Epiphany – the Revelation of Christ
Posted on 05. Jan, 2017, in Christian Values, Church Teachings, Festivals, Seasons of the Church Year1 Comment
When we think of the feast of the Epiphany, we usually think of the three wise men coming from the East. People often joke that they arrived late with totally impractical gifts for a new mother who was forced to give birth to her son in a manger. Abbot Brendan Coffey of Glenstal Abbey talked with Marie Stuart about the origins of the feast. He went on to talk about the manner in which the Feast of the Epiphany highlights the revelation of God to us in different ways. He also suggests that just as the Wise Men followed a light to lead them to the Light, we are invited to use all the the stars and all the lights we meet on our journey to guide us to the Light.

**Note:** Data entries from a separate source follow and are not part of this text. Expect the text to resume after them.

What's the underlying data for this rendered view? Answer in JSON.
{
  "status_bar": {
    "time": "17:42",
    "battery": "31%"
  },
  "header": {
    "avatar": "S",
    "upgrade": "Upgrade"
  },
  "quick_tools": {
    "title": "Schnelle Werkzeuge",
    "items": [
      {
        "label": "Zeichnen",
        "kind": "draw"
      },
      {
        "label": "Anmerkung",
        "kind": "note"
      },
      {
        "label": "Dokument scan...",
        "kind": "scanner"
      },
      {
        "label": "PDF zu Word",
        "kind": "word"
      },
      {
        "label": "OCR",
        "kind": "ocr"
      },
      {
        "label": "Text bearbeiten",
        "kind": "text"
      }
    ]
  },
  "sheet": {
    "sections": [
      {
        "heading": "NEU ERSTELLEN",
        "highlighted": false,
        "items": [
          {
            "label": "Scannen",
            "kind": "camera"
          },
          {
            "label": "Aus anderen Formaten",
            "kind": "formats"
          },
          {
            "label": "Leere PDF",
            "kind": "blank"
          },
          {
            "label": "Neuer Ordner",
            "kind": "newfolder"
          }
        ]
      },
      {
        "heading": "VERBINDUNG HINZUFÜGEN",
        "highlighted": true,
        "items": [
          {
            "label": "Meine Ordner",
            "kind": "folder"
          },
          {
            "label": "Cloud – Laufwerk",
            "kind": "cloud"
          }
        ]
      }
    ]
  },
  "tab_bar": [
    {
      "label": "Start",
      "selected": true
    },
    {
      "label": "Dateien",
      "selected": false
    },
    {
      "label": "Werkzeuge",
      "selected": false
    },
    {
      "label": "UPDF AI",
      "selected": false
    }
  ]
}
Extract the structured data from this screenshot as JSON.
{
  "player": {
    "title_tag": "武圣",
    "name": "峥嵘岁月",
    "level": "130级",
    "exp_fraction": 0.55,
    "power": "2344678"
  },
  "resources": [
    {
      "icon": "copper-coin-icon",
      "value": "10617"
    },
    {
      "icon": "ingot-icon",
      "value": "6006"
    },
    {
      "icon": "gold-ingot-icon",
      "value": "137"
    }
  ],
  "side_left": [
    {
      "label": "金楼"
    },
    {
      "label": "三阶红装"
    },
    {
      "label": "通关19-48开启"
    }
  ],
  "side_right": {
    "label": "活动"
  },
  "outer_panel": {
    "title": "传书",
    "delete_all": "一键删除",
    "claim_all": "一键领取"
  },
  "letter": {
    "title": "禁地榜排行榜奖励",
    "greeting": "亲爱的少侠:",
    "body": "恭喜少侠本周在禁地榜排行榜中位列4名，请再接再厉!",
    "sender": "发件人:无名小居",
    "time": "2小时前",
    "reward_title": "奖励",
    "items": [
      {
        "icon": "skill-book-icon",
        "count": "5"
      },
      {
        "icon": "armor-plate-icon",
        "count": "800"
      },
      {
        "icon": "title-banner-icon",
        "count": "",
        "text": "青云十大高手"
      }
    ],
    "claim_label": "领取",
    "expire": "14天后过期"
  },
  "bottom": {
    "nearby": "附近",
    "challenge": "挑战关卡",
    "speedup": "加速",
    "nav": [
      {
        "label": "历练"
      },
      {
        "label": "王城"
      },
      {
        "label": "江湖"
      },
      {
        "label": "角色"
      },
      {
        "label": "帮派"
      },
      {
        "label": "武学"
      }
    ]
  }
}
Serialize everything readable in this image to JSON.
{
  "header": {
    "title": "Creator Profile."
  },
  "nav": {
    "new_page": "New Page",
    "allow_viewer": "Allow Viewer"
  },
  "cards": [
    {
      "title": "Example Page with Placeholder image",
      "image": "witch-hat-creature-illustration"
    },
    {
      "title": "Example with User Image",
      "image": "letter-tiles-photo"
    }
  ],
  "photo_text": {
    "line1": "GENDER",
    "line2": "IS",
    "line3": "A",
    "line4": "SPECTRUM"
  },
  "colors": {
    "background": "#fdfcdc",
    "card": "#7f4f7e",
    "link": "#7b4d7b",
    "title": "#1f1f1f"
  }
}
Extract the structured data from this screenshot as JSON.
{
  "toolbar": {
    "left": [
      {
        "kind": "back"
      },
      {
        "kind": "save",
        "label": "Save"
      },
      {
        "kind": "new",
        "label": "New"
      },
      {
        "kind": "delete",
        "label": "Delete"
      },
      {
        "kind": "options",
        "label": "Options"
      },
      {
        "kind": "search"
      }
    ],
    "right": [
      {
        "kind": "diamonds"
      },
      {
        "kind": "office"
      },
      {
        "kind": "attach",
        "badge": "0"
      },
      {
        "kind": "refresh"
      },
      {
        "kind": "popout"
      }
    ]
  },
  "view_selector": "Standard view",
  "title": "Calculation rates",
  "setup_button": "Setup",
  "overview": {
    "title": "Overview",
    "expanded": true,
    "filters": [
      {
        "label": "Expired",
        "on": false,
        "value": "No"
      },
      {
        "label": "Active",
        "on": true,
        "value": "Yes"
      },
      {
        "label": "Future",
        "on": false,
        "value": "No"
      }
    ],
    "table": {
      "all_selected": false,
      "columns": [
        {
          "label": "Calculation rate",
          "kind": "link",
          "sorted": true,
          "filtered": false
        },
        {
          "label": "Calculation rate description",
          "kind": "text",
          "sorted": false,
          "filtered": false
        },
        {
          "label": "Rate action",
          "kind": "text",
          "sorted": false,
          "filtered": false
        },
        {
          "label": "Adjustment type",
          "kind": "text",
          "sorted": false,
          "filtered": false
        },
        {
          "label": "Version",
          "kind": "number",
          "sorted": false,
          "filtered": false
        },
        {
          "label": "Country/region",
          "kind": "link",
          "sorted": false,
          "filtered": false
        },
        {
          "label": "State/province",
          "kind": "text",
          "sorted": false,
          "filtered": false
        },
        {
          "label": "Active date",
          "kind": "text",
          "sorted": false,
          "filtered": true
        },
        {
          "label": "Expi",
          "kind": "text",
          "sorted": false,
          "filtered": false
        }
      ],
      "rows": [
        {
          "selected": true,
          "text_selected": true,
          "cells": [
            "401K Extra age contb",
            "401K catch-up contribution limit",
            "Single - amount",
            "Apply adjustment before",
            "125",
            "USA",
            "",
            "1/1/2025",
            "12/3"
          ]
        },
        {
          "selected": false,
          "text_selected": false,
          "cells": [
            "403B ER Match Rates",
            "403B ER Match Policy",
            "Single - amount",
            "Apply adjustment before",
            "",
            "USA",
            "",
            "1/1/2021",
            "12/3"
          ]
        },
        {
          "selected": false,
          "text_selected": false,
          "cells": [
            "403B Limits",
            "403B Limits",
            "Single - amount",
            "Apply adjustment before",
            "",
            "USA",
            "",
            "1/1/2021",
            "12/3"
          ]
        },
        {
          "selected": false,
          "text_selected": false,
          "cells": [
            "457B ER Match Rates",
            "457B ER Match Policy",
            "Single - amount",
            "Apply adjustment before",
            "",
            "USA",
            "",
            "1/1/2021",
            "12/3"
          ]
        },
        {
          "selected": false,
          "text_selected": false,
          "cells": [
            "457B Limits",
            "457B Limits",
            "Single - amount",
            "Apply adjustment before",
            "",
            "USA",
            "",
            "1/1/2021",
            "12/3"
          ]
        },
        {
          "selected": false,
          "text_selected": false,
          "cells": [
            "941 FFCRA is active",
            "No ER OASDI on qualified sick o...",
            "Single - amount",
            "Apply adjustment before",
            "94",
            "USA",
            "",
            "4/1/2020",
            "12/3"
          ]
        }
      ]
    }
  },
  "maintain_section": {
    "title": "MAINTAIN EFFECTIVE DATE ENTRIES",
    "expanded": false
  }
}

Thank you Marie and Brendan for this revealing interview. I have always been fascinated by the feast of the Epiphany and have been fed by a number of sources. Paul Durcan in a radio interview, I think with Pat Kenny, opened this feast with a beautifully outward gaze, saying that this is the real Christmas for us gentiles. More recently I have been reading Thomas Keating, where he situates the Epiphany two years after the birth of Christ. I put that together with the slaughter of the two-year-old boys of the area, realising this as a mark of the timing. Further to this, Thomas Keating writes of the Epiphany as a mystical feast. This is further elucidated by Brendan as he gives so clearly the Eastern origin of the feast and spells out the meaning of each of the gifts. I was most interested in the connections between this feast and that of the baptism and the wedding at Cana. It all shows that there are many layers of meaning to what could be taken so lightly as a familiar story.